Последнее предначертание открылось ему в те дни, когда водная аллергия поразила Клур и Корину. Классическая теория войны покоится на аксиоме — что врагу во вред, то нам на пользу. Мы помогли врагам спасти их детей — и уже тем поколебали их ненависть к нам, нашу ярость против них. Основы так легко вспыхивающего недоброжелательства, вызывавшего войны, были поколеблены, но ещё не разрушены. Ибо, помогая врагам, мы ещё не жертвовали своим добром — могли подумать, что, спасая чужих детей, мы оберегаем своих — просто нашли, мол, новый способ защитить свои границы от наседающей хвори. Но тут разразился голод у наших соседей. Голод у них шёл в наш великий прибыток — шатающийся от недоедания враг уже не солдат. По законам военной классики то была великая удача.
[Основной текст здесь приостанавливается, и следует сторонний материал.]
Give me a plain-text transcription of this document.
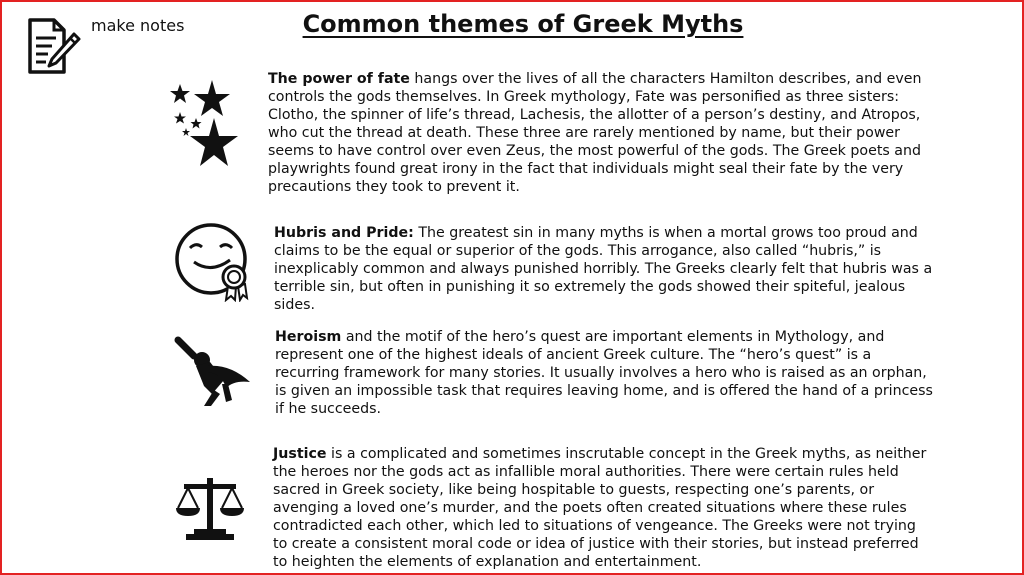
make notes	Common themes of Greek Myths

The power of fate hangs over the lives of all the characters Hamilton describes, and even controls the gods themselves. In Greek mythology, Fate was personified as three sisters: Clotho, the spinner of life’s thread, Lachesis, the allotter of a person’s destiny, and Atropos, who cut the thread at death. These three are rarely mentioned by name, but their power seems to have control over even Zeus, the most powerful of the gods. The Greek poets and playwrights found great irony in the fact that individuals might seal their fate by the very precautions they took to prevent it.

Hubris and Pride: The greatest sin in many myths is when a mortal grows too proud and claims to be the equal or superior of the gods. This arrogance, also called “hubris,” is inexplicably common and always punished horribly. The Greeks clearly felt that hubris was a terrible sin, but often in punishing it so extremely the gods showed their spiteful, jealous sides.

Heroism and the motif of the hero’s quest are important elements in Mythology, and represent one of the highest ideals of ancient Greek culture. The “hero’s quest” is a recurring framework for many stories. It usually involves a hero who is raised as an orphan, is given an impossible task that requires leaving home, and is offered the hand of a princess if he succeeds.

Justice is a complicated and sometimes inscrutable concept in the Greek myths, as neither the heroes nor the gods act as infallible moral authorities. There were certain rules held sacred in Greek society, like being hospitable to guests, respecting one’s parents, or avenging a loved one’s murder, and the poets often created situations where these rules contradicted each other, which led to situations of vengeance. The Greeks were not trying to create a consistent moral code or idea of justice with their stories, but instead preferred to heighten the elements of explanation and entertainment.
Против стратегии восстала нравственность. «Твой сосед, его жена, его дети страдают от голода, окажи им помощь, на это у тебя хватит возможностей», — требовала очнувшаяся совесть. «Не сходи с ума, враг использует твою помощь против тебя, ибо ты не только усиливаешь его, но одновременно и ослабляешь себя», — сурово напоминала стратегия. «Пусть это безумие, — твердила совесть, — но они же мучаются, они протягивают руки — я не могу не помочь». — «Они — враги! — настаивала стратегия. — Не мешай мне готовить победу!» — «Они — люди! — плакала совесть. — Не нужна мне твоя победа на поле, усеянном умершими от голода по моей вине, ибо мы сами вызвали этот голод созданной нами засухой».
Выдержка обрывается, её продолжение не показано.